[Vision2020] Thank Adams and Jefferson for 230 years without
religious conflict
nickgier at adelphia.net
nickgier at adelphia.net
Mon Jul 3 09:34:14 PDT 2006
Greetings:
Below you will find my radio commentary on KRFP (92.5 FM) for Tuesday morning. Please note that Adams and Jefferson held no brief for the Calvinists of their day.
Happy 230th BD America!
Nick Gier
Thank Adams and Jefferson for 230 Years
without Religious Conflict
by Nick Gier
The last surviving signers of the Declaration of Independence, John Adams and Thomas Jefferson, died on July 4, 1826, exactly 50 years after the birth of our nation.
Politics divided them in their early years--Jefferson beat the incumbent Adams in the hard fought election of 1800--but liberal religion and the rejection of Christian dogma united them as they grew older.
Adams always boasted that he would outlive Jefferson. Adams' very last words were "Thomas Jefferson survives," but he did not realize that his great friend had died hours earlier at Monticello. It is said that messengers from each home passed each other on their way to deliver the sad news.
As a young man, Adams became disillusioned with his strict Calvinist upbringing, and he had this to say about church services: "Sundays are sacrificed 'to the frigid performances' of disciples of 'frigid John Calvin.' "
As religious liberals, Jefferson and Adams believed that true religion was one founded on morality, not religious dogma. Neither of them believed in the Trinity nor the divinity of Christ, claiming that these doctrines were not essential to the practice of Christianity. Besides, early Americans had fresh memories of the destruction caused by European rulers denying religious freedom to their subjects.
Adams would have agreed with Jefferson when he wrote that "the Christian religion, when . . . brought to the original purity and simplicity of its benevolent instructor, is a religion of all others most friendly to liberty, science, and the freest expansion of the human mind."
Adams believed that anyone practicing Christian morality should be called a Christian, even though that person did not subscribe to the entire Christian creed. In a letter to Jefferson in 1813, he put it very simply: "Yet I believe all the honest men among you are Christians, in my sense of the word."
Jefferson shared Adams' strong dislike for Calvinism. In a letter to him in 1823, Jefferson rejects Calvin's doctrines of predestination and human depravity. His critique concludes with this blast: "It would be more pardonable to believe in no God at all, than to blaspheme him by the atrocious attributes of Calvin."
Jefferson believed in the separation of church and state so strongly that he and Andrew Jackson were the only presidents who declined to make the traditional presidential proclamation for Thanksgiving Day. Jefferson argued that the state should not officiate in anything religious, including a day of thanksgiving and prayer.

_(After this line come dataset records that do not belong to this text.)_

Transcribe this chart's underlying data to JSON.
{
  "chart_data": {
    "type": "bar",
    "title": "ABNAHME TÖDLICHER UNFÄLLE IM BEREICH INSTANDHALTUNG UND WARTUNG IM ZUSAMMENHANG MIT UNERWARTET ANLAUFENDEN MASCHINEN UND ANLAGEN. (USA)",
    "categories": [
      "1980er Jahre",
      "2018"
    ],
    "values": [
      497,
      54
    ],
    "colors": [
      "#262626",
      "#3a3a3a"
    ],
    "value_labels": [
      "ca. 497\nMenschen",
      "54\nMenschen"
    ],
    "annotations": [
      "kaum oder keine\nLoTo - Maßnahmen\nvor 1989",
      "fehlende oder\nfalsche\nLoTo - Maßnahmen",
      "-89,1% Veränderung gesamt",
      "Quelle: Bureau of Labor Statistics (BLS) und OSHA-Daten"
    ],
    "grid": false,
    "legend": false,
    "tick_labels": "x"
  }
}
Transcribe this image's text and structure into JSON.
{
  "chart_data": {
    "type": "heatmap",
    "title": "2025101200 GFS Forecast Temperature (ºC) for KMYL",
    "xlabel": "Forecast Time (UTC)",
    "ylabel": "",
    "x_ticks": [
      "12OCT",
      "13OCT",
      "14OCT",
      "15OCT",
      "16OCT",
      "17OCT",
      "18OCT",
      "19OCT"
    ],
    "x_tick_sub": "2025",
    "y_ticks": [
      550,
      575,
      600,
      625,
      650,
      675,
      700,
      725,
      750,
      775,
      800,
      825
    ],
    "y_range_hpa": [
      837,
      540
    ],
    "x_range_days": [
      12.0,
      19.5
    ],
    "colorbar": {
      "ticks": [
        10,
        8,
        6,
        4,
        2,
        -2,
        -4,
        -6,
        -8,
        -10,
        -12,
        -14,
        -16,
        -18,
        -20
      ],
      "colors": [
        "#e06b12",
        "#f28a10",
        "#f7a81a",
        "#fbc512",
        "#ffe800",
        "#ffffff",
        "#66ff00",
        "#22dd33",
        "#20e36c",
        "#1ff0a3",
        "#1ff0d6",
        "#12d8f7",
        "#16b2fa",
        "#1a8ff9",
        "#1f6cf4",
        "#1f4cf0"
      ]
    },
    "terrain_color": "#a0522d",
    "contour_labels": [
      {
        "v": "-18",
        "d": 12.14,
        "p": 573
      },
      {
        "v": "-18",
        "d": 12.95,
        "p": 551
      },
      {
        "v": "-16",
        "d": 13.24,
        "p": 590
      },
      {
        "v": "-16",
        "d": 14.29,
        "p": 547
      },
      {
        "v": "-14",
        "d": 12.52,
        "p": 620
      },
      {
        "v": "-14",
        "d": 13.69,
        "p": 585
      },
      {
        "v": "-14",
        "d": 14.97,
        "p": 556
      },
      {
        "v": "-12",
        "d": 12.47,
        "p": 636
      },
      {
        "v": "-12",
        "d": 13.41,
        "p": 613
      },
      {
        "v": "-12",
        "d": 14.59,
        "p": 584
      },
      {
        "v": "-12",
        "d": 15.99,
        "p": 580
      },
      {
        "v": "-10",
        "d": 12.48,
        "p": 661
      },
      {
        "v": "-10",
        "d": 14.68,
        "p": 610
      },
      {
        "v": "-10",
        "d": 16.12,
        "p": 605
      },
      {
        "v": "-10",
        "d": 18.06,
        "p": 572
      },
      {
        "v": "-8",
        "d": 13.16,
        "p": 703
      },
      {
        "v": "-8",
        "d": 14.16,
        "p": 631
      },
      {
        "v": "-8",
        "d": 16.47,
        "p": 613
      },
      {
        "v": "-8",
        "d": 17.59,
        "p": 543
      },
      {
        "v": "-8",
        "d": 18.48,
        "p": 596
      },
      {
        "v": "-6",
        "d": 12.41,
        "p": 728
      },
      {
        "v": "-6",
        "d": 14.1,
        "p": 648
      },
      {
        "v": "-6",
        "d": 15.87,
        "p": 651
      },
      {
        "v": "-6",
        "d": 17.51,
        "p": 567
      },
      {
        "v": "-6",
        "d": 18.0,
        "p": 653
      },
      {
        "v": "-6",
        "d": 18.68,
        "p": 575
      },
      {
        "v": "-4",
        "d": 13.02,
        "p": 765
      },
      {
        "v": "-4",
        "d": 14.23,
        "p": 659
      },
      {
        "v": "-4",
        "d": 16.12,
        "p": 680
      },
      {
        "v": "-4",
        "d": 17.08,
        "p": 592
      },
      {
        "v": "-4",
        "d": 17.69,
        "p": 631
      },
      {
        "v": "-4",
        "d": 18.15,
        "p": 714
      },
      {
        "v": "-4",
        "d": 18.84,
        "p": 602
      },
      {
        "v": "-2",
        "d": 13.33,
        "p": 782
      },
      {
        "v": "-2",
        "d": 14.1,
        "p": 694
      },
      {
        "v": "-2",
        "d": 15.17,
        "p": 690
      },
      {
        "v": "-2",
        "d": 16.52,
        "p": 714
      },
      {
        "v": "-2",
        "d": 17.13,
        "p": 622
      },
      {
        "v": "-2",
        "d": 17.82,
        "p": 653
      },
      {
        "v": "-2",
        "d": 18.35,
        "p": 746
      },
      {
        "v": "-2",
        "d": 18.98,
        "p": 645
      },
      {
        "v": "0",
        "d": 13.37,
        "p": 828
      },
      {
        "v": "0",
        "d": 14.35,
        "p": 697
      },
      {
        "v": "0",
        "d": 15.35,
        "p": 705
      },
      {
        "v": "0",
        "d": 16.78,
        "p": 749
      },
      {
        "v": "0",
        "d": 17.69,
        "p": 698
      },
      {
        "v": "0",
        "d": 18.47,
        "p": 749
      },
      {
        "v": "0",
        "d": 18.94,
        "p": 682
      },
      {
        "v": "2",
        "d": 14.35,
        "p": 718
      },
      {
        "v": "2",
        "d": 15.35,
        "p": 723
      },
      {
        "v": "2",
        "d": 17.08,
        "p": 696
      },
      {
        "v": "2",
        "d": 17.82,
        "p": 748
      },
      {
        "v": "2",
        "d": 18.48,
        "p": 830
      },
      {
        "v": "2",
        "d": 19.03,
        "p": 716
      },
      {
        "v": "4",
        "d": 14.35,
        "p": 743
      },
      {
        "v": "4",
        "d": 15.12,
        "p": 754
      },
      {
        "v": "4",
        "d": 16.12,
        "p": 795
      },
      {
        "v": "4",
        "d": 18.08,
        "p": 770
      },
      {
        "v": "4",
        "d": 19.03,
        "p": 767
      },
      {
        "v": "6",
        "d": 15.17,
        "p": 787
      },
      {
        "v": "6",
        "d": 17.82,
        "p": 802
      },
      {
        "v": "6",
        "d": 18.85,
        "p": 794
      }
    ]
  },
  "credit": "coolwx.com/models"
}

On June 10, 1797, President Adams signed the Treaty of Tripoli, Article 11 of which began: "As the Government of the United States is not in any sense founded on the Christian Religion. . . ." Outgoing President George Washington had sent this treaty to the Senate without objection, and, with no recorded debate, the Senate ratified it on June 7, 1797.
As we celebrate our 230th year as free republic founded on liberal religious principles, we should remember that no American has ever been imprisoned or executed for his or her religious beliefs. Even though neo-Confederates make the absurd claim that the Civil War was theological war caused by liberal Christians, America has never had an internal religious conflict. We should thank Adams, Jefferson, and all our founding thinkers for their wisdom in avoiding the caustic mixture of religion and politics.